ERIC WESTERVELT, BYLINE: Even against the archetype of the striving immigrant, Alicia Villanueva stands out. When she moved to the San Francisco Bay Area in 2000 from Mexico, she was broke. She raised her two kids while working three jobs. She cleaned homes. She cared for people with a disability. And in between, she'd peddle her homemade tamales around Oakland and Berkeley, Calif.
ALICIA VILLANUEVA: Well, I'd just steam my tamales, go through the street, knocking doors on my neighborhood - you know, visiting all the body shops and beauty shops.
WESTERVELT: Her pork, chicken, vegetarian and pumpkin tamales from her native Mazatlan were a big hit. Her secret sauce is, well, her secret sauce. She would funnel most of her modest profit back into ingredients for the next day's tamales while readying to work those two other jobs.
VILLANUEVA: More or less, like, 11 p.m., I start to cook again. And I finish, like, maybe 3 a.m. And then I sleep, like, two hours.
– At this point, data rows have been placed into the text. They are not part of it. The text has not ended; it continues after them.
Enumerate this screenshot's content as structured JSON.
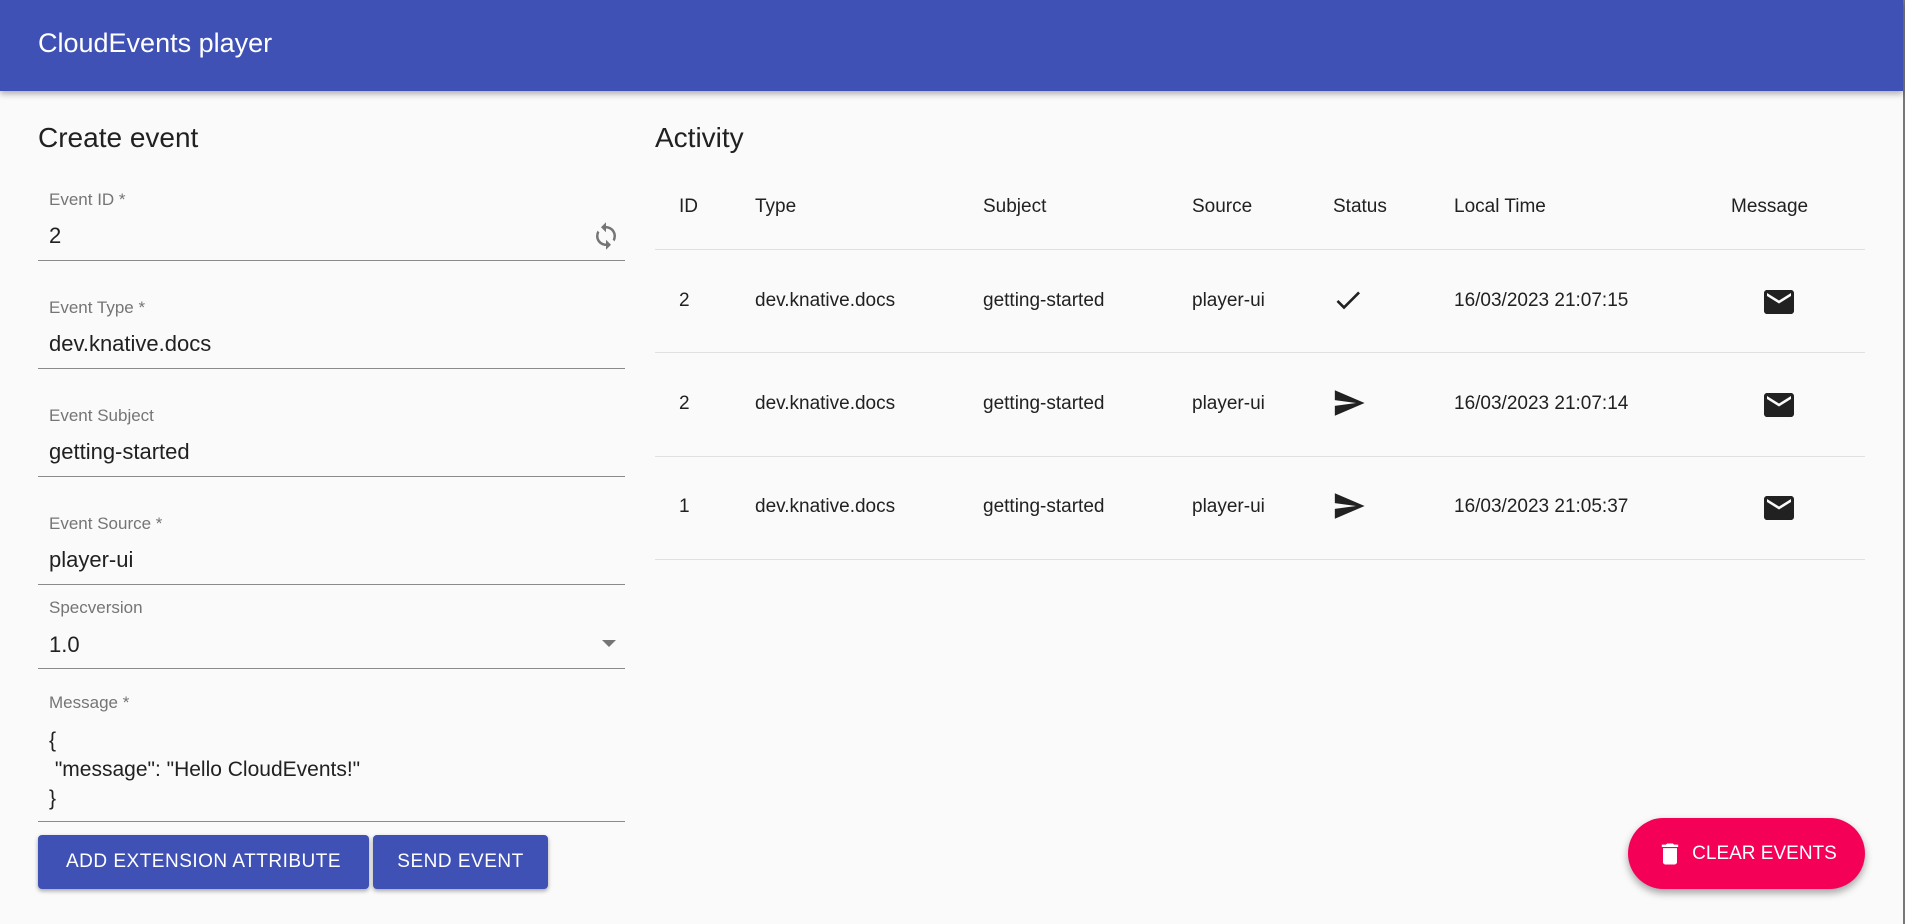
{
  "app": {
    "title": "CloudEvents player",
    "header_color": "#3f51b5"
  },
  "create": {
    "title": "Create event",
    "fields": [
      {
        "label": "Event ID *",
        "value": "2",
        "icon": "refresh-icon"
      },
      {
        "label": "Event Type *",
        "value": "dev.knative.docs"
      },
      {
        "label": "Event Subject",
        "value": "getting-started"
      },
      {
        "label": "Event Source *",
        "value": "player-ui"
      },
      {
        "label": "Specversion",
        "value": "1.0",
        "icon": "dropdown-arrow-icon"
      },
      {
        "label": "Message *",
        "value": "{\n \"message\": \"Hello CloudEvents!\"\n}"
      }
    ],
    "add_extension_label": "ADD EXTENSION ATTRIBUTE",
    "send_label": "SEND EVENT"
  },
  "activity": {
    "title": "Activity",
    "columns": [
      "ID",
      "Type",
      "Subject",
      "Source",
      "Status",
      "Local Time",
      "Message"
    ],
    "rows": [
      {
        "id": "2",
        "type": "dev.knative.docs",
        "subject": "getting-started",
        "source": "player-ui",
        "status": "check-icon",
        "time": "16/03/2023 21:07:15",
        "message": "mail-icon"
      },
      {
        "id": "2",
        "type": "dev.knative.docs",
        "subject": "getting-started",
        "source": "player-ui",
        "status": "send-icon",
        "time": "16/03/2023 21:07:14",
        "message": "mail-icon"
      },
      {
        "id": "1",
        "type": "dev.knative.docs",
        "subject": "getting-started",
        "source": "player-ui",
        "status": "send-icon",
        "time": "16/03/2023 21:05:37",
        "message": "mail-icon"
      }
    ]
  },
  "fab": {
    "label": "CLEAR EVENTS",
    "icon": "trash-icon",
    "color": "#f50057"
  }
}
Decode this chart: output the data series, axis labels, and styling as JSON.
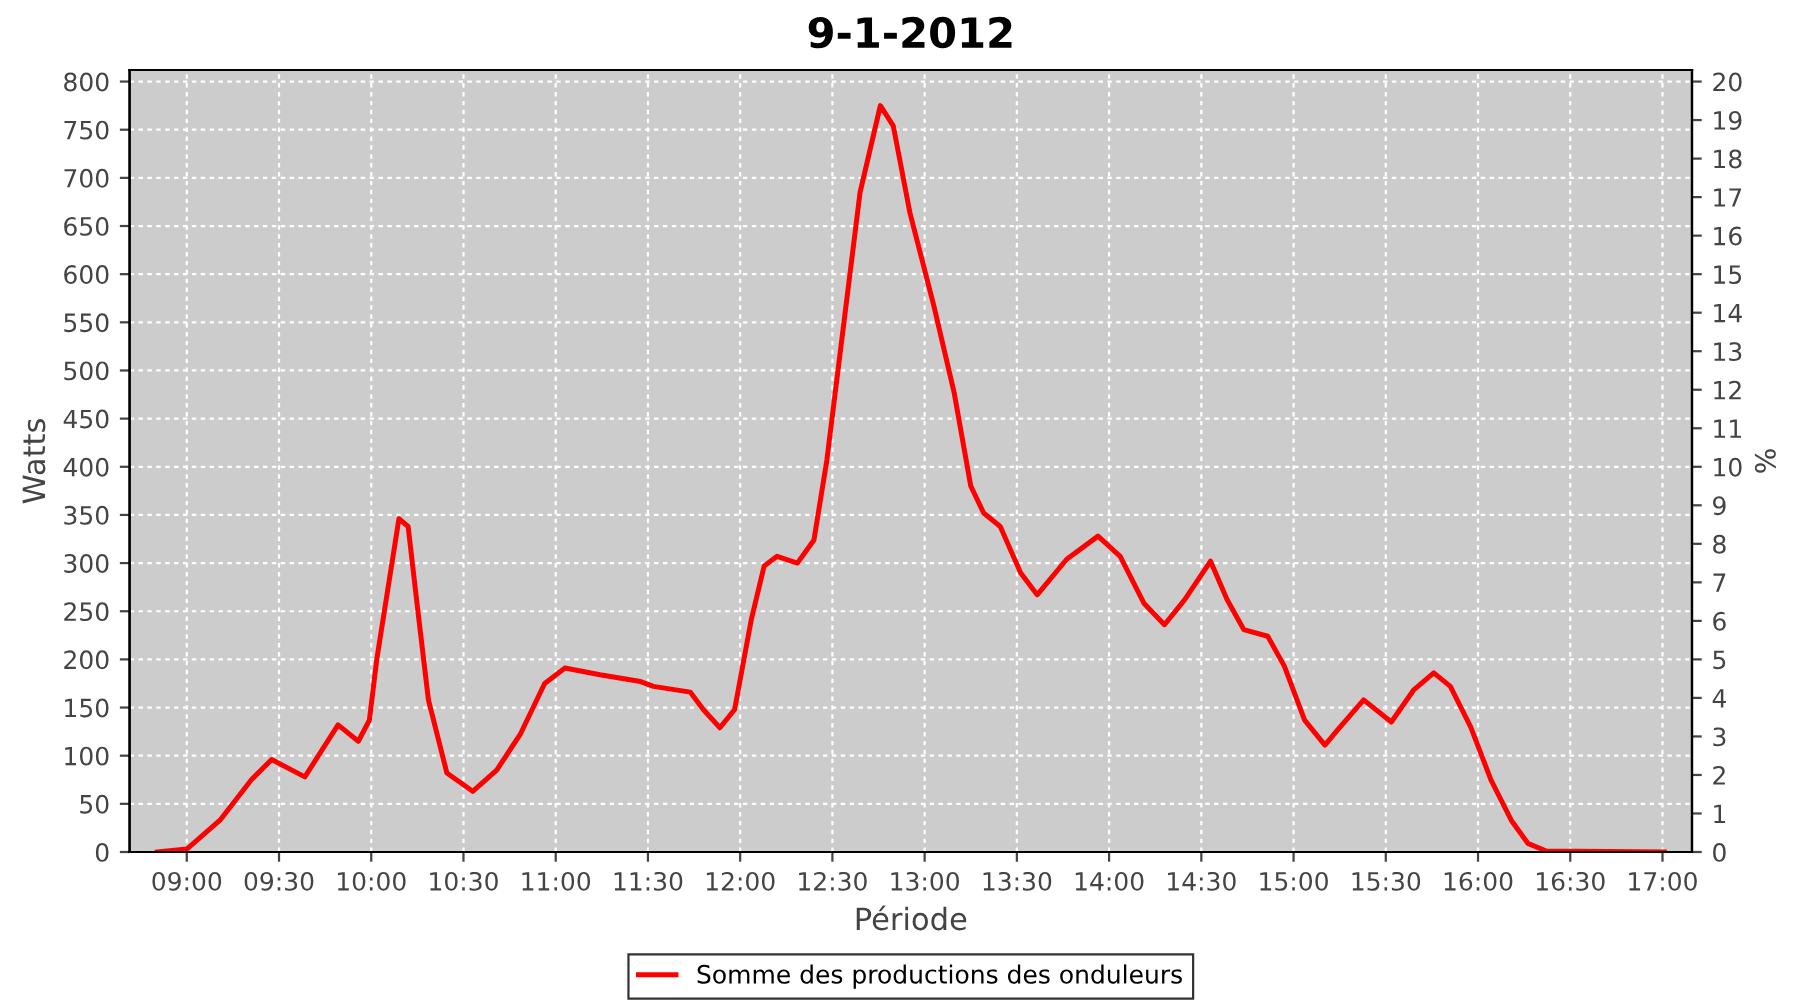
{
  "chart_data": {
    "type": "line",
    "title": "9-1-2012",
    "xlabel": "Période",
    "ylabel": "Watts",
    "y2label": "%",
    "xlim": [
      8.69,
      17.16
    ],
    "xticks": [
      {
        "value": 9,
        "label": "09:00"
      },
      {
        "value": 9.5,
        "label": "09:30"
      },
      {
        "value": 10,
        "label": "10:00"
      },
      {
        "value": 10.5,
        "label": "10:30"
      },
      {
        "value": 11,
        "label": "11:00"
      },
      {
        "value": 11.5,
        "label": "11:30"
      },
      {
        "value": 12,
        "label": "12:00"
      },
      {
        "value": 12.5,
        "label": "12:30"
      },
      {
        "value": 13,
        "label": "13:00"
      },
      {
        "value": 13.5,
        "label": "13:30"
      },
      {
        "value": 14,
        "label": "14:00"
      },
      {
        "value": 14.5,
        "label": "14:30"
      },
      {
        "value": 15,
        "label": "15:00"
      },
      {
        "value": 15.5,
        "label": "15:30"
      },
      {
        "value": 16,
        "label": "16:00"
      },
      {
        "value": 16.5,
        "label": "16:30"
      },
      {
        "value": 17,
        "label": "17:00"
      }
    ],
    "ylim": [
      0,
      812
    ],
    "yticks": [
      0,
      50,
      100,
      150,
      200,
      250,
      300,
      350,
      400,
      450,
      500,
      550,
      600,
      650,
      700,
      750,
      800
    ],
    "y2lim": [
      0,
      20.3
    ],
    "y2ticks": [
      0,
      1,
      2,
      3,
      4,
      5,
      6,
      7,
      8,
      9,
      10,
      11,
      12,
      13,
      14,
      15,
      16,
      17,
      18,
      19,
      20
    ],
    "grid": true,
    "legend": "bottom",
    "marker": "none",
    "line_style": "solid",
    "series": [
      {
        "name": "Somme des productions des onduleurs",
        "color": "#ff0000",
        "x": [
          8.84,
          9.0,
          9.18,
          9.35,
          9.46,
          9.64,
          9.82,
          9.93,
          9.99,
          10.03,
          10.15,
          10.2,
          10.25,
          10.31,
          10.41,
          10.55,
          10.68,
          10.81,
          10.94,
          11.05,
          11.24,
          11.46,
          11.53,
          11.73,
          11.8,
          11.89,
          11.97,
          12.06,
          12.13,
          12.2,
          12.31,
          12.4,
          12.47,
          12.56,
          12.65,
          12.76,
          12.83,
          12.92,
          13.05,
          13.16,
          13.25,
          13.32,
          13.41,
          13.52,
          13.61,
          13.77,
          13.94,
          14.06,
          14.19,
          14.3,
          14.41,
          14.55,
          14.64,
          14.73,
          14.86,
          14.95,
          15.06,
          15.17,
          15.24,
          15.38,
          15.53,
          15.65,
          15.76,
          15.85,
          15.96,
          16.07,
          16.18,
          16.27,
          16.37,
          17.01
        ],
        "values": [
          0,
          3,
          33,
          75,
          96,
          78,
          132,
          115,
          137,
          200,
          346,
          338,
          255,
          158,
          82,
          63,
          85,
          123,
          175,
          191,
          184,
          177,
          172,
          166,
          148,
          129,
          148,
          241,
          297,
          307,
          300,
          324,
          407,
          546,
          685,
          775,
          754,
          664,
          567,
          477,
          380,
          352,
          338,
          290,
          267,
          304,
          328,
          307,
          258,
          236,
          262,
          302,
          262,
          231,
          224,
          193,
          137,
          111,
          127,
          158,
          135,
          168,
          186,
          172,
          130,
          75,
          33,
          9,
          1,
          0
        ]
      }
    ]
  }
}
WESTERVELT: Enduring sleep deprivation and hardship eventually paid off. She was picked by a local incubator that helps female and minority small business owners grow. Slowly, hers did. Cue the immigrant success story music or at least the Golden State Warriors sound system. Last fall, Villanueva's Tamales Los Mayas was picked to be one of the local eats vendors at San Francisco's new 18,000-seat Chase Center, the Warriors' new home.
(SOUNDBITE OF MUSIC)
UNIDENTIFIED PERSON: Get up on your feet, and greet your 2019-2020 Golden State Warriors.
VILLANUEVA: I can't believe it. You know, like, from that point to now is, like, we are cooking maybe, per month, like 40,000 tamales, more or less.
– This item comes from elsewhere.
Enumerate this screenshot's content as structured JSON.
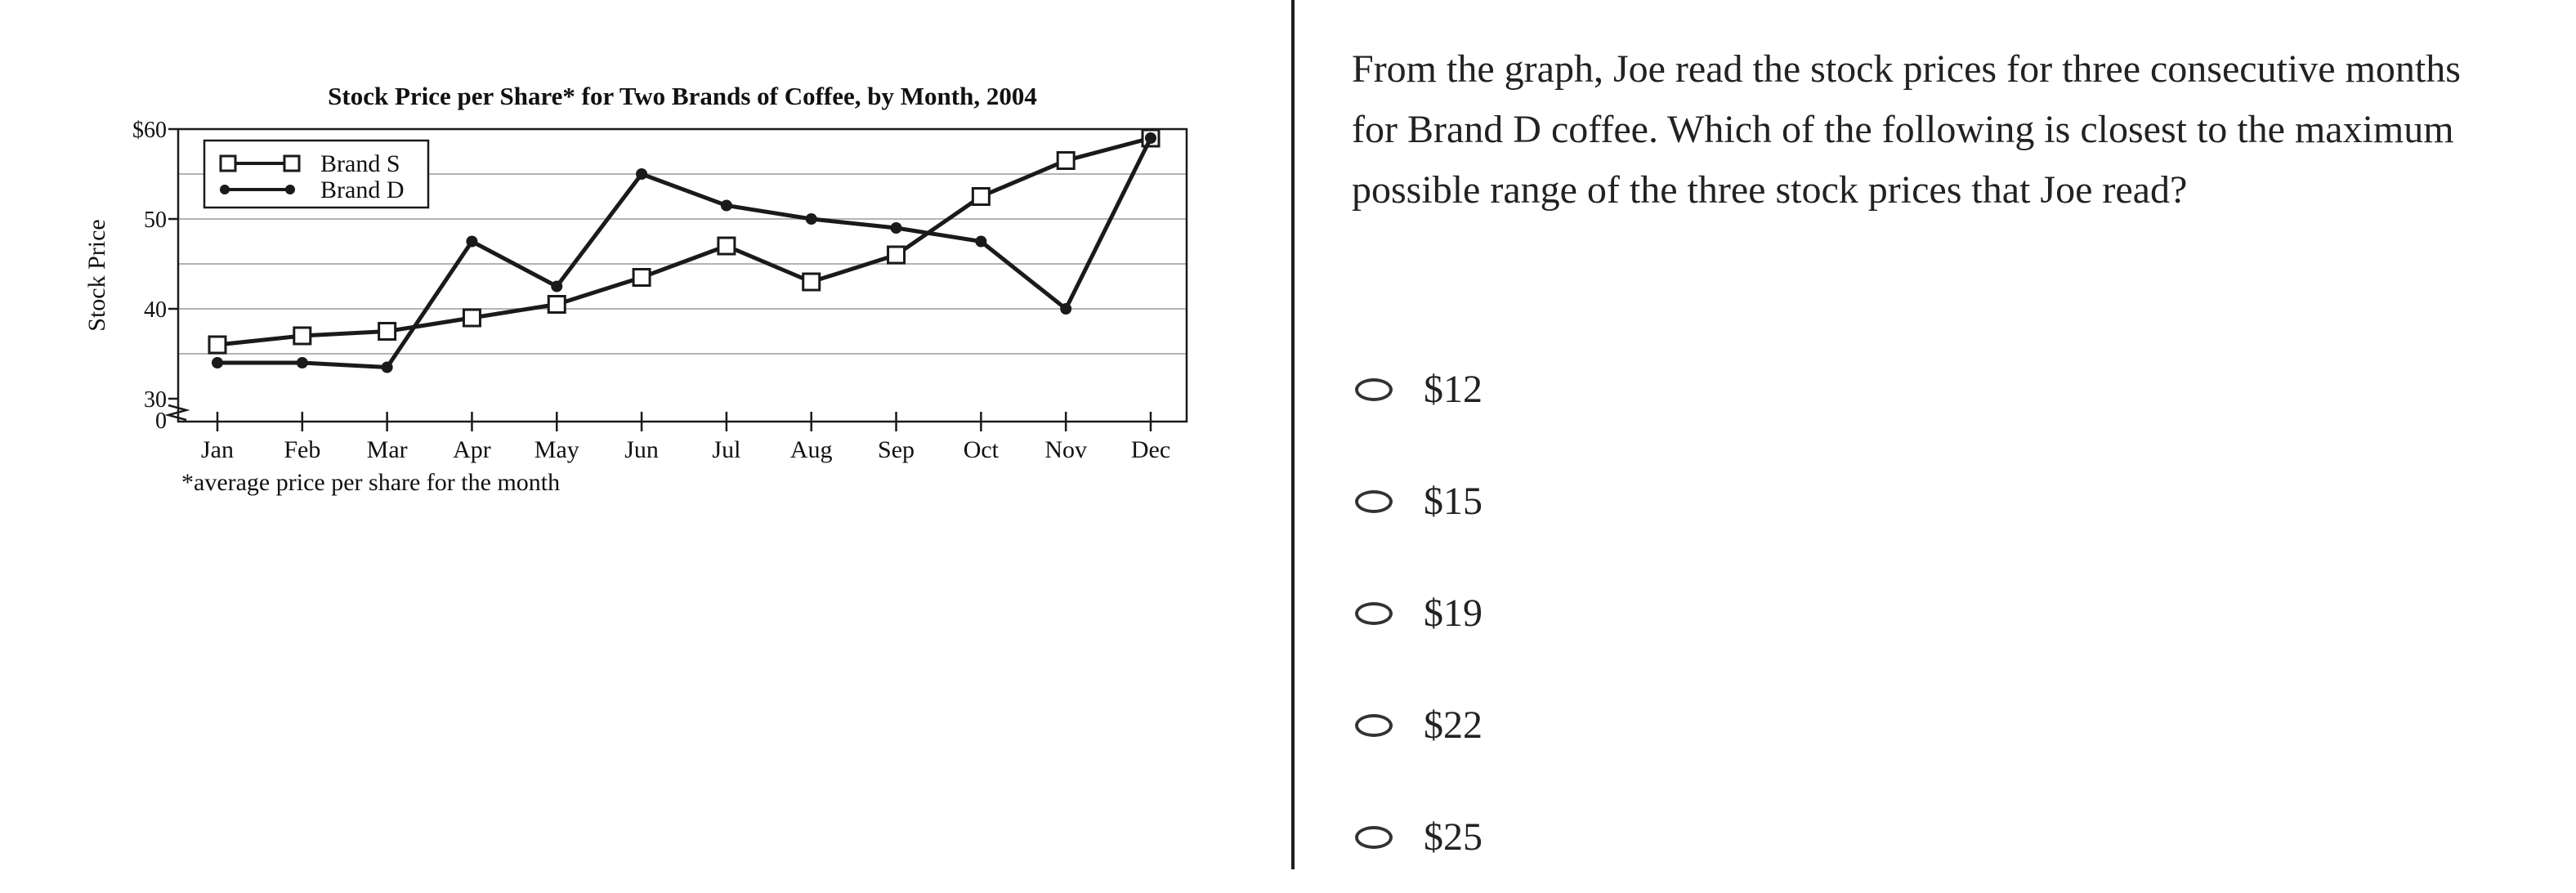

WESTERVELT: It's kind of the American dream.
VILLANUEVA: It is. It is, yeah. I love this country very much.
WESTERVELT: That love is still strong, but you know where this is going. Tamales Los Mayas today, like so many other small businesses, is in serious trouble. The Chase Center is now shuttered, and her other contracts with a school district, a convention center, big tech companies - everything now, she says, everything is canceled.
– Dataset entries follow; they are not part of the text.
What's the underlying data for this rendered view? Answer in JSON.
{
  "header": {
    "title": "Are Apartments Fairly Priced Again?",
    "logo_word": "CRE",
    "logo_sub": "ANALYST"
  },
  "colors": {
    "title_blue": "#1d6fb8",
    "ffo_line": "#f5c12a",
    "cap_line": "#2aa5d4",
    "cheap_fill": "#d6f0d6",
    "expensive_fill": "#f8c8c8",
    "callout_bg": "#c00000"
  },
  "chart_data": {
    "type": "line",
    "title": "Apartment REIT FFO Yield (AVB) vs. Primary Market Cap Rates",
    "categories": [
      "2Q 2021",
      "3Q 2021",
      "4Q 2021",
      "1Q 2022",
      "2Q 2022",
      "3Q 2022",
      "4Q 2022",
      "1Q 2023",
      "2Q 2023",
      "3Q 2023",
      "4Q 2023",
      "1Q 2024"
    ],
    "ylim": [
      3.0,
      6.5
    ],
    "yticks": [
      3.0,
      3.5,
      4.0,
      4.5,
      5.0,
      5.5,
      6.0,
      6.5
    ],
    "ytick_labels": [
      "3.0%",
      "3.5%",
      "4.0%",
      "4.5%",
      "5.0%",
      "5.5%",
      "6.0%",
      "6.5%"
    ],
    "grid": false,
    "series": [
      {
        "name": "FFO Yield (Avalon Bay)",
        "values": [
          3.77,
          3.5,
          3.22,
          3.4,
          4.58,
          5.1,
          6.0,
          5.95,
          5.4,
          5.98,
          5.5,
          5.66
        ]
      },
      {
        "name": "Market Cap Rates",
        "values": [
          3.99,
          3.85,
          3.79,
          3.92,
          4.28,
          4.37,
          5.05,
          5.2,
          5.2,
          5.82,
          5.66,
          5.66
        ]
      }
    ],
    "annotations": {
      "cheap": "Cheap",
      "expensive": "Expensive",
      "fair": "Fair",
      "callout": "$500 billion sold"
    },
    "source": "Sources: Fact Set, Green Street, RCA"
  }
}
It all happened so suddenly, she says. I'm fighting to survive now. I'm still in shock.
VILLANUEVA: Just from the morning to the night, you know, like, honestly, we didn't expect this hard situation. It's our biggest stress right now because first thing that I really care right now is my employees and my family.
WESTERVELT: Like many small businesses, she has little cash reserved for emergencies. Two servers of hers from the Chase Center are now out of work. She says they've called to ask if she has any work on the catering and food prep side of her business; she does not. And now there is a Bay Area-wide shelter-in-place order that has halted all nonessential travel and business. She's already had to cut the hours of her 25 employees in half just to keep them on a reduced payroll. Maria Ortiz (ph) is one of Villanueva's long-term employees.
MARIA ORTIZ: (Through interpreter) I'm really worried. I certainly feel the difference in my paycheck, but my boss hasn't fired me. She's giving me some hours, and I'm here.
WESTERVELT: The Warriors and many other pro sports teams and scores of players have all pledged money to support their hourly arena workers during the shutdown. But for arena contractors like Villanueva, there may be even less of a safety net. Her only lifeline today - a private school in the South Bay wants 200 grab-and-go tamales daily, at least for now.
VILLANUEVA: It's hard. But I'm thinking, like, maybe this can come again good. And yeah, I'm going to work so hard to survive and that my business be safe.
WESTERVELT: I was working so much, Villanueva says, I didn't have time to make a Plan B. If I have to, I'll go back to knocking on doors with my tamales, she says, when that is allowed again.
Eric Westervelt, NPR News, Hayward, Calif.